Entlassung: Franz Xaver E.

Über Franz Xaver E. haben wir hier bereits vor einem Jahr berichtet. https://beamtendumm.wordpress.com/2012/12/14/beitrag-franz-einhell-hat-niemand-getotet/

Bereits seit 19 Jahren verbringt der Landwirt in der Psychiatrie. Ursprünglich war er zu 18 Monaten Haft verurteilt worden, weil er in der Gegenwart von 4 Mädchen zwischen 11 und 14 Jahren ein Geschlechtsteil aus der Hose geholt hatte. 

Jetzt nach der Gustl Mollath Diskussion kommt er nach 19 Jahren frei. Das Gericht entschied, dass er am 30.11.2012 zu entlassen sei. Es stellte sich aber die Frage, wie lange er 

wohl in Freiheit bleiben wird, denn der Landwirt dürfte inzwischen vielleicht gefährlich sein, als vorher. 19 Jahre in der Psychiatrie gehen nun mal nicht spurlos an einem vorüber. Die SÜDDEUTSCHE schreibt:

Eine gute Nachricht für Franz Xaver E. – aber so richtig freuen kann er sich trotzdem nicht. Die 19 Jahre in der geschlossenen Psychiatrie haben aus ihm einen zutiefst verbitterten, misstrauischen und unglücklichen Menschen gemacht. Irgendeine Therapie findet schon längst nicht mehr statt. „Die Behandlung stagniert seit vielen Jahren“, heißt es im Gerichtsbeschluss. „Die Kammer geht davon aus, dass sich die Situation durch die zunehmende Hospitalisierung des Verurteilten eher noch verschärfen wird.“ 

Evtl. wird der Aufenthalt in Freiheit  nur von kurzer Dauer sein. Wird es hier nach der Entlassung zu einem Rückfall kommen, dann wird dies natürlich negativ für andere Fälle sein. Die waren Schuldigen, also die Psychiatrie selbst, wird sich dann wahrscheinlich die Hände in Unschuld reiben. 

Dieser Beitrag wurde unter Justiz, Justizmafia, Massregelvollzug, Psychiatrie, Sicherheitsverwahrung abgelegt und mit verschlagwortet. Setze ein Lesezeichen auf den Permalink.

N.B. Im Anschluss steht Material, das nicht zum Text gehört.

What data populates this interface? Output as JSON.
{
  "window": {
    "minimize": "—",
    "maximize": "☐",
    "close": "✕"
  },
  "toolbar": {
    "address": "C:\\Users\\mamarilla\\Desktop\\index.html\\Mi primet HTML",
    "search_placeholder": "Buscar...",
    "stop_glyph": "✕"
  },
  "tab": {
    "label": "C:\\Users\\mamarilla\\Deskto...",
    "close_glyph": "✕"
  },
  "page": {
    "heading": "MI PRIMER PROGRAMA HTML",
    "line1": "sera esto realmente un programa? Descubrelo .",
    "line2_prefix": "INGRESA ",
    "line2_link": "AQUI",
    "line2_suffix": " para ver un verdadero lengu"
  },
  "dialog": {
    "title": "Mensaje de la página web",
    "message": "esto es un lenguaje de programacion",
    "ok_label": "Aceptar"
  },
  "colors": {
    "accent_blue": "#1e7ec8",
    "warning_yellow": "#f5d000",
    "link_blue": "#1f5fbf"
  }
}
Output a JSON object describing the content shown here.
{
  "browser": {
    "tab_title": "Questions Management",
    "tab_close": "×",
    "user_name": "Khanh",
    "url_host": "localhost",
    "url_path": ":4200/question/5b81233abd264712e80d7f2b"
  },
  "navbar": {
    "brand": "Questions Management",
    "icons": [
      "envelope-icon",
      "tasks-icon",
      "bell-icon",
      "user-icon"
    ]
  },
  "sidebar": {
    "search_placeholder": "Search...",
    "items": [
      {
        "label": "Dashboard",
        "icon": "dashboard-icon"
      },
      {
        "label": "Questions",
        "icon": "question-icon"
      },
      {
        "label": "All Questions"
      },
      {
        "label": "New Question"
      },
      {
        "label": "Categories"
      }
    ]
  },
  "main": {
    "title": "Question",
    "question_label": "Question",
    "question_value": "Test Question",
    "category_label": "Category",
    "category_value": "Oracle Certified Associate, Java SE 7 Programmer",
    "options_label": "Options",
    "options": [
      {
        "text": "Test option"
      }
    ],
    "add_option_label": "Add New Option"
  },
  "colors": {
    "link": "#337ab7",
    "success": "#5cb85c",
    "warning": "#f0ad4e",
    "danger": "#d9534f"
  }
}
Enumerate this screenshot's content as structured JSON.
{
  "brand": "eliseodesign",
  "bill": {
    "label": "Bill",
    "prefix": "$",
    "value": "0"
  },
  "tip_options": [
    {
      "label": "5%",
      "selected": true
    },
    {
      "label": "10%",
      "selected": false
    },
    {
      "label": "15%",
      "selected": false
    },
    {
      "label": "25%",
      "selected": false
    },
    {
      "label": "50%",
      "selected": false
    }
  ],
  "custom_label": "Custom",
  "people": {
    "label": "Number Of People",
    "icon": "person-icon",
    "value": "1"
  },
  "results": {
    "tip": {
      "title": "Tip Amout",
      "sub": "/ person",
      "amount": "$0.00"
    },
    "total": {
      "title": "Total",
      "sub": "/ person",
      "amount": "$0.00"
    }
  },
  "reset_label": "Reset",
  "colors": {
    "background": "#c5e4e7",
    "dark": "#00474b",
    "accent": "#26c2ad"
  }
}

2 Antworten zu Entlassung: Franz Xaver E.

  1. Helmut Karsten schreibt:

    Der EGMR ist von mir nicht unbedingt als der Weisheit (oder Gerechtigkeit) letzter Schluss gesehen. Aber manchmal MUSS der EGMR eifach handeln, um seine Daseinsberechtigung zu bestaetigen. Wie z. B. bei der/den Tragoedie(n) um die Sicherungsverwahrung(en).
    Den bundesdeutschen Schwarzkitteln passt das ganz und garnicht, dass die sich nach irgendeinem
    Dafuerhalten einer ANDEREN Gewalt (ausser der EIGENEN Gewalt), beugen muessten. Schliesslich sind die Schwarzkittel in Deutschland nahezu UNANTASTBARE Halbgoetter.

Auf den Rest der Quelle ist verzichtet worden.